Because reading and understanding sequential lines of code is much better than tracking blueprint spaghetti wires.
Because compilers are more mature, recognize some patterns and apply optimizations better than any VM.
Because blueprints teach bad practice.
Finally - because people familiar with c++, jumping into c++ based engine want use c++.

Blueprit paradox: Is it good to let someone drive a car without licence? So, why is letting non-programmer writing code is good?

UMG isn’t going to cost you gigabytes. There is no XML/CSS editing in UE4 nor a WYSIWYG editor (crucial tool for UI design) for Slate, so that’s besides the point.

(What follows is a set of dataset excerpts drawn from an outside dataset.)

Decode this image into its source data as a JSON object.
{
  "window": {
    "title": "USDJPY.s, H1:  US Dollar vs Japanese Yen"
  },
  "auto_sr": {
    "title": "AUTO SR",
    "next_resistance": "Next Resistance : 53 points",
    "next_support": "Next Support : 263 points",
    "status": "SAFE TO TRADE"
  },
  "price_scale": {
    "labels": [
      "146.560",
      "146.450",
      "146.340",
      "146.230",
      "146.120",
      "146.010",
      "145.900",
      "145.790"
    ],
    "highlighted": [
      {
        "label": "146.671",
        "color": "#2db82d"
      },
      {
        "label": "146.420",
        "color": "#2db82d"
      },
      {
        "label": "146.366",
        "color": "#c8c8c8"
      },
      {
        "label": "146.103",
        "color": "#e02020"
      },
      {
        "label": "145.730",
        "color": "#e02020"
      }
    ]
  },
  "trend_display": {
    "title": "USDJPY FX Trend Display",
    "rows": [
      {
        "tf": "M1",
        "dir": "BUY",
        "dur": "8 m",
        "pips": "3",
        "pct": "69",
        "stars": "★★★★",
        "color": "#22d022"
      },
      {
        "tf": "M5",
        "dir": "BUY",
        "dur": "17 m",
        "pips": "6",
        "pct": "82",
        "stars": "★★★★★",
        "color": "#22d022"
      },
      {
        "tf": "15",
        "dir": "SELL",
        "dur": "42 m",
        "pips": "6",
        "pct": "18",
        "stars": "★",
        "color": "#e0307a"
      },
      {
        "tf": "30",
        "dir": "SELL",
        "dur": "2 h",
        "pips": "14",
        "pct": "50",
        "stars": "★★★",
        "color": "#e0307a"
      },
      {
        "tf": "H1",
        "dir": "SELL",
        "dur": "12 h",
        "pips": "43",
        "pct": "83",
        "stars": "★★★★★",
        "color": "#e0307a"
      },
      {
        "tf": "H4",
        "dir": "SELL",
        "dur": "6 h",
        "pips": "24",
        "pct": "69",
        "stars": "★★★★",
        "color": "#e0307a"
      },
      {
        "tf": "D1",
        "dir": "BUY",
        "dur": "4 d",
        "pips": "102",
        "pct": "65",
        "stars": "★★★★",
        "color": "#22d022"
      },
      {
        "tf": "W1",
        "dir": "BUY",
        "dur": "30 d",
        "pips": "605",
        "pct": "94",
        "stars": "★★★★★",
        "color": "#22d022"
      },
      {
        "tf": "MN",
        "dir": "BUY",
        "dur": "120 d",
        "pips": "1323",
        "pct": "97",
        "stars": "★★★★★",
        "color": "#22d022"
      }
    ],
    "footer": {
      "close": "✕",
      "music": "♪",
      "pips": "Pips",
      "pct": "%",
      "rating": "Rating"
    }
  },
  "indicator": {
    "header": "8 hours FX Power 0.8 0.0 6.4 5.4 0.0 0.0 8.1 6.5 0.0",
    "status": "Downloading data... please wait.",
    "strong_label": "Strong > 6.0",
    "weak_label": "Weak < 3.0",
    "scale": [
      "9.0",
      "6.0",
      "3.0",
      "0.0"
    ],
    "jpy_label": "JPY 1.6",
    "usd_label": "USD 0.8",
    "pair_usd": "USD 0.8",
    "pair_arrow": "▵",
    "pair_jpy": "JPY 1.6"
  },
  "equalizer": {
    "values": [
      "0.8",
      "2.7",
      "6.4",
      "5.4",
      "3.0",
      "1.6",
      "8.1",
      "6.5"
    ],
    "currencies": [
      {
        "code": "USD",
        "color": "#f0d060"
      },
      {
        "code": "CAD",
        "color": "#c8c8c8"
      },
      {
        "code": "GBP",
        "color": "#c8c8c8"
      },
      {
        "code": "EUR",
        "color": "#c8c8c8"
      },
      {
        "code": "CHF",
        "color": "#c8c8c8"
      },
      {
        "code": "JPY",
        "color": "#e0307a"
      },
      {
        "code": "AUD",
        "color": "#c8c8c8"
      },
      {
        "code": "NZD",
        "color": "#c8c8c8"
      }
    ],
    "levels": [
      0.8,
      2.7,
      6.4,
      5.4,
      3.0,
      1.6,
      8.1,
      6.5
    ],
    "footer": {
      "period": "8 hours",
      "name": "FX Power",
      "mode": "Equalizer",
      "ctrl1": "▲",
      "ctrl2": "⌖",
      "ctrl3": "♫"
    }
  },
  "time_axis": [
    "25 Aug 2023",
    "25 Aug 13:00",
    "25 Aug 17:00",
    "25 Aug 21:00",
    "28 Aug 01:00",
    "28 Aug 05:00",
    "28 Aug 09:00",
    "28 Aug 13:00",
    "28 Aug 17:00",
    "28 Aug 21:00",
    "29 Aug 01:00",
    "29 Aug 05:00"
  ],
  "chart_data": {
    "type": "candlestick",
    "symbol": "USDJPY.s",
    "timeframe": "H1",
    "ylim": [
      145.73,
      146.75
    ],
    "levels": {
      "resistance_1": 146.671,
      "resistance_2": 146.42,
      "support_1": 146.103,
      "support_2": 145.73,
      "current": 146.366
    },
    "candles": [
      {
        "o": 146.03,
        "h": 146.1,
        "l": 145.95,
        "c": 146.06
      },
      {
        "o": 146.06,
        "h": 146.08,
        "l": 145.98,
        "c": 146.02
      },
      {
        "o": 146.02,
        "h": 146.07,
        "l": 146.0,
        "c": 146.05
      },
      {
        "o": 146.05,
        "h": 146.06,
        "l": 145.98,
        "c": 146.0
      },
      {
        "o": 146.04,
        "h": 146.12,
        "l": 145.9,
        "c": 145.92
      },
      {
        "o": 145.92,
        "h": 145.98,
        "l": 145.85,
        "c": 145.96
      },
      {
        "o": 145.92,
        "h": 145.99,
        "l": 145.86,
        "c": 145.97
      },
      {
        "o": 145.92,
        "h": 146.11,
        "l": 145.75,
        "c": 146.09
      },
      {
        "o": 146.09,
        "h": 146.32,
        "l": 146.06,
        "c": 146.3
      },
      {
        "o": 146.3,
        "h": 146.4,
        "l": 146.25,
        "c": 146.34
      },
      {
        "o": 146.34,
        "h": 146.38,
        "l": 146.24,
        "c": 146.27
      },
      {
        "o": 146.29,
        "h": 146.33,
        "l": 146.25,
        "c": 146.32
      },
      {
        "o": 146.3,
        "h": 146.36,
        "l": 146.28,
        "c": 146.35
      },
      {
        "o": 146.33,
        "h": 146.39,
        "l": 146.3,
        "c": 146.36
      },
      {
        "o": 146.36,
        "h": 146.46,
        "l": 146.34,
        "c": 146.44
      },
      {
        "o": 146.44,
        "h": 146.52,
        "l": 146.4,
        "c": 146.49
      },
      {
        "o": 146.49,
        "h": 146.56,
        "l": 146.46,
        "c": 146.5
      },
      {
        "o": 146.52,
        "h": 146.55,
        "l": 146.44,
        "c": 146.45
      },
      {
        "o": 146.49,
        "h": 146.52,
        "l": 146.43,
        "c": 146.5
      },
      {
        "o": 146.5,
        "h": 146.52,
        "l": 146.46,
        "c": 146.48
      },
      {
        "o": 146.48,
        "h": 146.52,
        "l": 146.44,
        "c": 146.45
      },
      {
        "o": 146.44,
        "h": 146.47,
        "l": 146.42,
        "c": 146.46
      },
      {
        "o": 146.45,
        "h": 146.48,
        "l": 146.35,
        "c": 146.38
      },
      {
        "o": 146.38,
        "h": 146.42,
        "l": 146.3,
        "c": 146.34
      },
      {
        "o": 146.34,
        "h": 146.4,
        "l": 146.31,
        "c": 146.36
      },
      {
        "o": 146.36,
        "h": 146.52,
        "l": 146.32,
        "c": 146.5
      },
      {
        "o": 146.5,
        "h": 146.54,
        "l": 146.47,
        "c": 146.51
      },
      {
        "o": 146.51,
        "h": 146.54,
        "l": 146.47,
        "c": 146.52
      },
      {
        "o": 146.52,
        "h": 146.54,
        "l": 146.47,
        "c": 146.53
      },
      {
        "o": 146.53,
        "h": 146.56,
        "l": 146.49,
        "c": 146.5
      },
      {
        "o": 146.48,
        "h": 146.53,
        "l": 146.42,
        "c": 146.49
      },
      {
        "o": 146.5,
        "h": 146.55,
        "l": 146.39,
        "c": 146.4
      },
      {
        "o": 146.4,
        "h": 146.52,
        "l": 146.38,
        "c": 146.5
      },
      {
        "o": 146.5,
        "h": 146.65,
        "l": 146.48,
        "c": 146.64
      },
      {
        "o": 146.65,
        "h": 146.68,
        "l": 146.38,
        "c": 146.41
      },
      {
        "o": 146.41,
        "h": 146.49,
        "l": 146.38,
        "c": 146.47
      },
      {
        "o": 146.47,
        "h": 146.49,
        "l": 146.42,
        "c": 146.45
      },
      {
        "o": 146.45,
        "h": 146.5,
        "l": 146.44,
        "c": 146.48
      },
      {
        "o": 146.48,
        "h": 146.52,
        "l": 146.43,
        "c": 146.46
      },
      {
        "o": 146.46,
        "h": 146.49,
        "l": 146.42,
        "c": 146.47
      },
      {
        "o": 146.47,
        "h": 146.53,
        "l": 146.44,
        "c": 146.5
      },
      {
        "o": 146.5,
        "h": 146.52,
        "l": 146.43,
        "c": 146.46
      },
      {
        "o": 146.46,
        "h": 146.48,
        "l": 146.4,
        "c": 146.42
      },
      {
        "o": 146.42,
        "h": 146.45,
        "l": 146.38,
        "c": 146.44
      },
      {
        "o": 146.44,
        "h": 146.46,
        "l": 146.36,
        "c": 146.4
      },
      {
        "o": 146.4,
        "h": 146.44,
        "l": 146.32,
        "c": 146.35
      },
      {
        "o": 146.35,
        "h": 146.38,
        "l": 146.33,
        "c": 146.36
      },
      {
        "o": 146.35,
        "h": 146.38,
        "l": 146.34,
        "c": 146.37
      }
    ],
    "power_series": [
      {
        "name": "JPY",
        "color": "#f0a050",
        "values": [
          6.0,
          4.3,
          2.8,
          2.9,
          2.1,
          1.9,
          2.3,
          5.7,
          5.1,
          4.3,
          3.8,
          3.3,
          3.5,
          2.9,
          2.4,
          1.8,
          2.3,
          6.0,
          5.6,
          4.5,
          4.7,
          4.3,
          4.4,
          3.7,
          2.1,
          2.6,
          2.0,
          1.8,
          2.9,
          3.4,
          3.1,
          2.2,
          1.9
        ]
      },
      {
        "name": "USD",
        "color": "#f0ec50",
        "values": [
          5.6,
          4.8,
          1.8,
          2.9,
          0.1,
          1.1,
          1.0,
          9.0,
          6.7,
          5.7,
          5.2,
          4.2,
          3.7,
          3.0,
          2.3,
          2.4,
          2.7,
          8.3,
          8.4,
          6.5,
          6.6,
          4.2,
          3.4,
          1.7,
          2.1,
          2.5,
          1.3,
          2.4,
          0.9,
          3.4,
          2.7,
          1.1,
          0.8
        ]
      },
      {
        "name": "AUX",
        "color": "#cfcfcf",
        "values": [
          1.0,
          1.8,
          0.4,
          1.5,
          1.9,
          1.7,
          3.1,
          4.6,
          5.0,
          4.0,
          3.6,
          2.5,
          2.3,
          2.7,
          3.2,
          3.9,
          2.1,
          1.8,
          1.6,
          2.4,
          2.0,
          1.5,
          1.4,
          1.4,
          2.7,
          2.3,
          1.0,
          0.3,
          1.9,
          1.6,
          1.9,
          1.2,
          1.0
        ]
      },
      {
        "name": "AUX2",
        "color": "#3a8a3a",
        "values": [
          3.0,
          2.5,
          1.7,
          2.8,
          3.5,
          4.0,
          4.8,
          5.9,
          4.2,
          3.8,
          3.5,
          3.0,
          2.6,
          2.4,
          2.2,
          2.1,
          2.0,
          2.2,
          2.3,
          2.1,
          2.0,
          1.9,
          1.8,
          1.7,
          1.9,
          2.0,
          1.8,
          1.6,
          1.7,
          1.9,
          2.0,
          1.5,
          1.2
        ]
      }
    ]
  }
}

C++ Programming is not even close to the same vein as XML/CSS, and it’s unreasonable to expect an artist or designer to be able use Slate - which requires considerable UE4 programming expertise and knowledge. For reference, none of the UI artists or designers I’ve worked with know the first thing about slate.

Performance is always a concern - but if the choice to use Slate over UMG came solely from a performance concern then it was the wrong choice. My point is that OP should not consider using Slate over UMG purely for performance reasons, because they are neglible next to the benefits of a proper UMG workflow. I’m offering advice based on a lot of experience, so it’s very relevant.

Is it good to have an artist writing complex C++ code? Similarly, should a C++ programmer be spending their time designing User Interfaces?

Just because you’re using UMG, that doesn’t mean you have to use Blueprint to implement the functionality UI. The best workflow is to implement the functionality in C++, but allow designers and artists to use UMG to create the widgets.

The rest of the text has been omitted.